It has become increasingly apparent that the UK’s retailers have been hit by the growth of online competitors, unseasonal weather and changes in consumer spending.
Credit rating agency Moody’s has issued the most recent warnings concerning the country’s hostile fashion sector. While consumer confidence has risen, footwear and clothing expenditure has continued to fall since mid-2014.
In light of this, Moody’s predicts that fashion sales at Next and Marks & Spencer will continue to suffer with lower profits in the next year and a half.
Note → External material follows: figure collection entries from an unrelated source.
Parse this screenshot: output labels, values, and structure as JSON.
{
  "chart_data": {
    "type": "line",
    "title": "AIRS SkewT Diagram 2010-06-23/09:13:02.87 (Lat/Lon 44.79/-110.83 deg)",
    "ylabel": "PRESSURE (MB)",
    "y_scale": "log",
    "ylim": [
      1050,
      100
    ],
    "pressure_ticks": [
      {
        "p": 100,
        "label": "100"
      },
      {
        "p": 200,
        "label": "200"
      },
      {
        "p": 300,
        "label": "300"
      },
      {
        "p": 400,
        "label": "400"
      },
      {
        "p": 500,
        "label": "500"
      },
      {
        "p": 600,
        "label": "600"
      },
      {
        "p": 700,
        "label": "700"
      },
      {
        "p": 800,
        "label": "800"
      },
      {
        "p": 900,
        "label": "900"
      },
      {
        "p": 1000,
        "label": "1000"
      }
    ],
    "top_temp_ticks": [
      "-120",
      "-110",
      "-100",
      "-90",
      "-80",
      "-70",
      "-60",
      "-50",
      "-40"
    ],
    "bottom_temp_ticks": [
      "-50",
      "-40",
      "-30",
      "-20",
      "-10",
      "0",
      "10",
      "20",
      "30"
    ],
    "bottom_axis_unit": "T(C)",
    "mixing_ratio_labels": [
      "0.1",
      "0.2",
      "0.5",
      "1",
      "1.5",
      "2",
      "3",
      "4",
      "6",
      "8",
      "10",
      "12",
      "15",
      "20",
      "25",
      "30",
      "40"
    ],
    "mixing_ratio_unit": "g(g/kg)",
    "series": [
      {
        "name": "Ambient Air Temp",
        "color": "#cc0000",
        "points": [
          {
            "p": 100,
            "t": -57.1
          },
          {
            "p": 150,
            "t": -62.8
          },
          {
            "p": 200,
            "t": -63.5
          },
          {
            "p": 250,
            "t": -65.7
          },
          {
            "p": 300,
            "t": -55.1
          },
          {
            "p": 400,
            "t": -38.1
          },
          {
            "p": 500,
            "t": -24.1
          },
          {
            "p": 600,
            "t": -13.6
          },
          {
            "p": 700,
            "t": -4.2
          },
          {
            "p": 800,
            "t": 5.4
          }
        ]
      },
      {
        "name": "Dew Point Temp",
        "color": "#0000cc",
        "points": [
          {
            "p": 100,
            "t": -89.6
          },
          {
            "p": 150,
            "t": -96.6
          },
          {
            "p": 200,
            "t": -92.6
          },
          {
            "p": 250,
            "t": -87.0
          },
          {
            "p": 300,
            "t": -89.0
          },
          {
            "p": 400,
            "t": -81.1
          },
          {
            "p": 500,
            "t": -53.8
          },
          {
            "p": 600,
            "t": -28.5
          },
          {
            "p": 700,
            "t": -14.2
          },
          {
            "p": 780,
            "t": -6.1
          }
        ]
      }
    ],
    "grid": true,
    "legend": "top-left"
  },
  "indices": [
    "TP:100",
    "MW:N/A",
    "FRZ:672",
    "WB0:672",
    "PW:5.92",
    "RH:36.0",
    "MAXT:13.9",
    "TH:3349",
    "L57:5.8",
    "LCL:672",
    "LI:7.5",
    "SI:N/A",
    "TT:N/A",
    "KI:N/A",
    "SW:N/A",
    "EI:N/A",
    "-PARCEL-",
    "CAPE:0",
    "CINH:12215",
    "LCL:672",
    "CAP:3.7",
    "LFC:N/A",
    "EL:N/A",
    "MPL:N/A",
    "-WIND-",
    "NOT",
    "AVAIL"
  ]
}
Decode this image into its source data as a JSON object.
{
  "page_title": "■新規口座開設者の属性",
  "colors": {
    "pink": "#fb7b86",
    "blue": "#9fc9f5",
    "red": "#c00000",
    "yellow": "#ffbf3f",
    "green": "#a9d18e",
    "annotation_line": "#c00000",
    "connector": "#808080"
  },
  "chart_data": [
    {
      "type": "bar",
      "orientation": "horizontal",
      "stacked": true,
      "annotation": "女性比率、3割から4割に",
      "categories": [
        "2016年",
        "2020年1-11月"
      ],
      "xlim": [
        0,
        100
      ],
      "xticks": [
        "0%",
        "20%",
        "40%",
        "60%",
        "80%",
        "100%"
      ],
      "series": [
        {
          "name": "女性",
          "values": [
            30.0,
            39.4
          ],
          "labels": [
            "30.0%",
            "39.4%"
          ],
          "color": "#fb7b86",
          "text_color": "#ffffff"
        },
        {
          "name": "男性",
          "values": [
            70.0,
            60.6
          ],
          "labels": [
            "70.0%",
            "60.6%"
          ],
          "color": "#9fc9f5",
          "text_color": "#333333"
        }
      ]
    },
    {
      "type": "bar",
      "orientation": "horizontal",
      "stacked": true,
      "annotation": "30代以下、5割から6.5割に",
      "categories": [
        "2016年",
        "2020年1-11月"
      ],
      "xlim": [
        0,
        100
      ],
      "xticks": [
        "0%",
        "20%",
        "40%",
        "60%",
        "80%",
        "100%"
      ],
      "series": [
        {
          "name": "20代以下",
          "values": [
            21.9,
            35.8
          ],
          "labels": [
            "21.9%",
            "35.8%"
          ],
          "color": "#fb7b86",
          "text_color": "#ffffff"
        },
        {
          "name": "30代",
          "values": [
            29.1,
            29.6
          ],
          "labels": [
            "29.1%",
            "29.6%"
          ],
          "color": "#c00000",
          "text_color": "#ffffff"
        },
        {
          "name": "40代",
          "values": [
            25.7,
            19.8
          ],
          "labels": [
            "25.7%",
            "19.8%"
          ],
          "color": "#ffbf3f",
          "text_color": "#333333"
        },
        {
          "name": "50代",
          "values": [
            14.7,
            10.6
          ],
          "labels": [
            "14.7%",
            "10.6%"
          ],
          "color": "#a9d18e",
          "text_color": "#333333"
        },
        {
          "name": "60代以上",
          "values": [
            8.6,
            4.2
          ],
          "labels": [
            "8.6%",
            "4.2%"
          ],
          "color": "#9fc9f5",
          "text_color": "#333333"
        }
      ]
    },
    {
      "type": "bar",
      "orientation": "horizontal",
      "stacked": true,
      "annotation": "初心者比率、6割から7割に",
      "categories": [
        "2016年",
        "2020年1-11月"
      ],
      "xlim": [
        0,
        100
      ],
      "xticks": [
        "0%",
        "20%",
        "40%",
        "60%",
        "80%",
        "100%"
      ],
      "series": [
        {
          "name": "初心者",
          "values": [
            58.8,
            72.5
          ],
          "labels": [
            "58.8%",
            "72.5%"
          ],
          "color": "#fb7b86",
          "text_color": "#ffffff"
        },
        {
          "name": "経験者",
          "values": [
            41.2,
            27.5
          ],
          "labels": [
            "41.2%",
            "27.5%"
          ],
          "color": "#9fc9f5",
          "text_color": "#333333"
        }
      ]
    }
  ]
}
This will not come as a surprise to either retailer as Next’s Chief Executive Lord Wolfson announced last month that the retailer was confronting its “toughest year” since 2008. Marks & Spencer’s new CEO also stepped into his new role fully aware of the company’s struggling clothing business.
“Whilst it is still early days and there is possibly some upside to the guidance, the environment has become less supportive for non-food textile retailers, which is likely to affect profit growth in 2016 to 2017,” said Ernesto Bisagno, Senior Analyst at Moody’s.
Figures from the British Retail Consortium showed that clothing and footwear sales on the high street fell to its lowest level in two years in March.
Looking at the long-term picture, the rolling 12-month average growth slowed to 1.4pc, its lowest since August 2015,” said Helen Dickinson, Chief Executive of BRC.
“This slowdown can’t be viewed in isolation; retail is an industry undergoing significant structural change as the investment in the digital offer continues apace while, from a consumer perspective, more disposable income is being spent on leisure and entertainment.”
“Earlier Easters are not always good for the fashion industry as consumers are put off purchases of lighter fashions in cooler temperatures and this was certainly the case here” added David McCorquodale, Head of Retail at KPMG.
Barclaycard research found that women’s clothing sales fell 1.2% last month while garden centre spending also dropped by 3.5%.
In grocery spending, additional figures from Barclaycard showed that 51% of consumers now user a combination of big four grocers and discount stores for their weekly shop.
“Spend on non-essential items grew at the slowest rate since 2014, while the emerging trend for compartmentalisation in the weekly shop, with people willing to mix and match between discount stores and more established high street retailers, suggests shoppers continue to place a premium on value for money,” said Paul Lockstone, Managing Director of Barclaycard.